That night, they camped in a narrow gorge where the rock walls rose like the spines of some ancient beast. The wind could not reach them there, but the cold seeped up from the stone itself, curling into Seraphira's bones.
Kaelreth kept the fire small, a pale flicker that cast long shadows across the walls. "Too much light draws attention," he said, seating himself opposite her. His eyes gleamed in the dim glow, molten and watchful.
She tried to sleep, curling beneath her cloak, but rest came fitfully. Her thoughts kept returning to the crest on the Frostborne's gauntlet. Who had sent them? And how had they found her?
When sleep finally claimed her, it was not the peaceful darkness she sought.

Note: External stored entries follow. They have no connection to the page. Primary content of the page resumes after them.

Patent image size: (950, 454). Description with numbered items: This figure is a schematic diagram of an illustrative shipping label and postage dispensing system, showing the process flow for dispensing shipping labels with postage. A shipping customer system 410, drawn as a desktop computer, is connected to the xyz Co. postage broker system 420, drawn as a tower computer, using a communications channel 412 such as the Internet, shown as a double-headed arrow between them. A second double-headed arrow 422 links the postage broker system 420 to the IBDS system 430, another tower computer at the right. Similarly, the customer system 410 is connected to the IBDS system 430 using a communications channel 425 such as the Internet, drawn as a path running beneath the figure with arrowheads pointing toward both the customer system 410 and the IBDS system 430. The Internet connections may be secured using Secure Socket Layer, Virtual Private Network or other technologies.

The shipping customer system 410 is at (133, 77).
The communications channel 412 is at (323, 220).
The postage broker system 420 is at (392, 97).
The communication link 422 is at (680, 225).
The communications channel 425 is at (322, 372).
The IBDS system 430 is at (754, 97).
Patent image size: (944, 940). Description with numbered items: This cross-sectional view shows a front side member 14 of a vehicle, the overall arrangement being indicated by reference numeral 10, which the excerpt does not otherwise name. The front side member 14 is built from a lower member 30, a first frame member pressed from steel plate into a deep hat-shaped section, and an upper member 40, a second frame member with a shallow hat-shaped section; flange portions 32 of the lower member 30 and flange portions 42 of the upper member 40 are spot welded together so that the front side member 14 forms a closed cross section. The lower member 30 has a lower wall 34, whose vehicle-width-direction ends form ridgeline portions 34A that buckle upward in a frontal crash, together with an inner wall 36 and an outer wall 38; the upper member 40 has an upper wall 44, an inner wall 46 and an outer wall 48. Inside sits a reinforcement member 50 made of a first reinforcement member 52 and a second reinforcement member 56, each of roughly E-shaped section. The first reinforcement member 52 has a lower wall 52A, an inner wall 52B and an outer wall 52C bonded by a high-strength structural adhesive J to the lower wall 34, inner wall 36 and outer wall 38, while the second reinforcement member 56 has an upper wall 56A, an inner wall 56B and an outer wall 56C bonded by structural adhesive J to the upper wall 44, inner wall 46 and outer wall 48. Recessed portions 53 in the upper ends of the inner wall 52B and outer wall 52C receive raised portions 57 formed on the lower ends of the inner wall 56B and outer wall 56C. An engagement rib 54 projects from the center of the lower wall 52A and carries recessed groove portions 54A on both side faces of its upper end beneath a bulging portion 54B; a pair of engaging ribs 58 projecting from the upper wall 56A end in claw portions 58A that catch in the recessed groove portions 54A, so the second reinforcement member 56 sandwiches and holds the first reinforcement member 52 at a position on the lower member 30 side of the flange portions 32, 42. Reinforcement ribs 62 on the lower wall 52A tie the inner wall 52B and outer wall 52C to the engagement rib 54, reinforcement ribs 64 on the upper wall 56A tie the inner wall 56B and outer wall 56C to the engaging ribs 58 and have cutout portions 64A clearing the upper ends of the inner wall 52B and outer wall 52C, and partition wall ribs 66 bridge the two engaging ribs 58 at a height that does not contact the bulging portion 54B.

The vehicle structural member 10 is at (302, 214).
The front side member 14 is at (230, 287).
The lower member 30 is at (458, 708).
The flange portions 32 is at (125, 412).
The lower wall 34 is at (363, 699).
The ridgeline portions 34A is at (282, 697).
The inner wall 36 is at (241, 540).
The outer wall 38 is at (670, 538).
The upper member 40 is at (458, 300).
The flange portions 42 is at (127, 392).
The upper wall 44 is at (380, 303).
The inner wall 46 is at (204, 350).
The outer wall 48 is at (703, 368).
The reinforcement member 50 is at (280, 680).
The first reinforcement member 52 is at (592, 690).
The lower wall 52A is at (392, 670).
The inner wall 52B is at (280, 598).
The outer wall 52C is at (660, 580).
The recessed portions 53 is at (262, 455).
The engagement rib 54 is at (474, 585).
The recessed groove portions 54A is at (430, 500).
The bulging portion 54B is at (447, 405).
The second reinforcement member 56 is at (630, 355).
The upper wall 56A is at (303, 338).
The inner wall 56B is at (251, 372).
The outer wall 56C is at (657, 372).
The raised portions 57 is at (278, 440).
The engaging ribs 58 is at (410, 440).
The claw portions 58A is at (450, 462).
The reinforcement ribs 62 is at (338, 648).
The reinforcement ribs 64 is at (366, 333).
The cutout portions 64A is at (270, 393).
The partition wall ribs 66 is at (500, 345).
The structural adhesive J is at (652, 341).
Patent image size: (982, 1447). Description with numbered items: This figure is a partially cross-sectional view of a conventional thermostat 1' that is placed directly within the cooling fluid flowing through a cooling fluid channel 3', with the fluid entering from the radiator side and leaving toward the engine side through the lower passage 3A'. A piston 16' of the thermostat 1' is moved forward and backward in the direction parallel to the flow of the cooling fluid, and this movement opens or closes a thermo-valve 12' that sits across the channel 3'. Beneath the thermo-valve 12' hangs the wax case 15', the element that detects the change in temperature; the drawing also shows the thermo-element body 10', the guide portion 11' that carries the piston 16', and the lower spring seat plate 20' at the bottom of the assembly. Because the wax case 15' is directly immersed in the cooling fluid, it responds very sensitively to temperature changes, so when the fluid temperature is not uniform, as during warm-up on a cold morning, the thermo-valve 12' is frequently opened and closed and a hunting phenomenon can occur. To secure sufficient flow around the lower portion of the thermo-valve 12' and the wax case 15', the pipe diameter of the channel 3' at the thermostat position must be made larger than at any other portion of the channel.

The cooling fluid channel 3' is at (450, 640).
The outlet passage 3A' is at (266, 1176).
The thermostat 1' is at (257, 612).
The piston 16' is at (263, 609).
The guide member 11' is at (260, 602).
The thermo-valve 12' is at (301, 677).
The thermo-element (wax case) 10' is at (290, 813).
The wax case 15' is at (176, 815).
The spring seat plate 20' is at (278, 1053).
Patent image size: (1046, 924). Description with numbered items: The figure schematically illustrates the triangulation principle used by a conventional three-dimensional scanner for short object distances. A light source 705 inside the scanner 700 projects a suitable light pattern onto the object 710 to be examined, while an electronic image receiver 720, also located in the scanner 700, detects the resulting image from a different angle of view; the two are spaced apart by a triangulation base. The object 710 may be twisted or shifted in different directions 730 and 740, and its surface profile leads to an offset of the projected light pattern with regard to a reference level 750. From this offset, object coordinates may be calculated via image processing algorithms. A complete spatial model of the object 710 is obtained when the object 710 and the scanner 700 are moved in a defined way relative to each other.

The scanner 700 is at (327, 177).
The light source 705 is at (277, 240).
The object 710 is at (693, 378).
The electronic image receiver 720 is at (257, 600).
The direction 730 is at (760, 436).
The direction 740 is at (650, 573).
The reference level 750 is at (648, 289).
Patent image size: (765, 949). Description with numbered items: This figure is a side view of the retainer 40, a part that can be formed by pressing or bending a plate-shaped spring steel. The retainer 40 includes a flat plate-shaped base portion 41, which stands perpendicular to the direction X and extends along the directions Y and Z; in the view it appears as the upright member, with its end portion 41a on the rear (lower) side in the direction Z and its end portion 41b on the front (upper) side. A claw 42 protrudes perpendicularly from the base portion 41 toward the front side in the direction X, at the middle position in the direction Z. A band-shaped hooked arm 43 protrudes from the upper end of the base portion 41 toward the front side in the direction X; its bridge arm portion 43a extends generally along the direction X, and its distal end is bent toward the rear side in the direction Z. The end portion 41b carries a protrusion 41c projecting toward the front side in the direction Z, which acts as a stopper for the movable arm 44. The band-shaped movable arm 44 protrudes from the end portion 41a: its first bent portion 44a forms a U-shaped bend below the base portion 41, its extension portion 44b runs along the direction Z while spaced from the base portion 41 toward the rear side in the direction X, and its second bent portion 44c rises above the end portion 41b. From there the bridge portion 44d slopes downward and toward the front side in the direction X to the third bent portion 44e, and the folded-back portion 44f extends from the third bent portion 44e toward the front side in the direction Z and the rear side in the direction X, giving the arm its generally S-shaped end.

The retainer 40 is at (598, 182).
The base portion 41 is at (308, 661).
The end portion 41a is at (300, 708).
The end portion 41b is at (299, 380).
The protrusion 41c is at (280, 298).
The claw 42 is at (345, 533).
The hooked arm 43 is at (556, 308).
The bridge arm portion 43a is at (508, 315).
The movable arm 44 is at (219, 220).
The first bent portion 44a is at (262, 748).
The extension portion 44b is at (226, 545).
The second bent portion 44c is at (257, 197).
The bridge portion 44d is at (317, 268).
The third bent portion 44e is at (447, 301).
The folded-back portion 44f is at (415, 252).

She stood in a hall of mirrors, each pane misted with frost. Her reflection wavered, sometimes her own face, sometimes a stranger's crowned, cloaked in shadow. Between the mirrors, a figure moved, too fast to focus on, its presence pressing against her skin like cold hands.
A voice, low and venom-smooth, whispered from everywhere at once.
"Little flame…"
The frost deepened, crawling across the mirrors like veins. One cracked with a sharp, glassy sigh, revealing an eye behind it, silver and slit-pupiled, watching her with an intensity that made her stomach turn.
"He cannot keep you," the voice murmured. "You are promised."
She tried to speak, but the air in her lungs was like ice. The eye blinked slowly, and in its reflection, she saw herself not in the cloak and leathers she wore now, but in a gown of black and crimson, a crown of thorns resting on her brow.
The figure in the mirrors moved closer. The frost began to crawl over her boots, climbing her legs.
Who are you? she demanded, forcing the words past the tightness in her chest.
The voice chuckled, deep and cold. "One who remembers your true name."
A sharp crack shattered the dream. She woke to find Kaelreth's hand on her shoulder, his expression dark.
You cried out, he said quietly.
She swallowed hard, sitting up. Someone was… watching me. In a dream.
His gaze sharpened. Describe it.
When she told him of the eye, the frost, the voice that called her little flame, his jaw clenched. He rose without another word, pacing to the edge of the gorge, scanning the shadows beyond the firelight.
What is it? she pressed.
He looked back at her, the fire painting his face in gold and black. "It means," he said, "that they've found another way to reach you."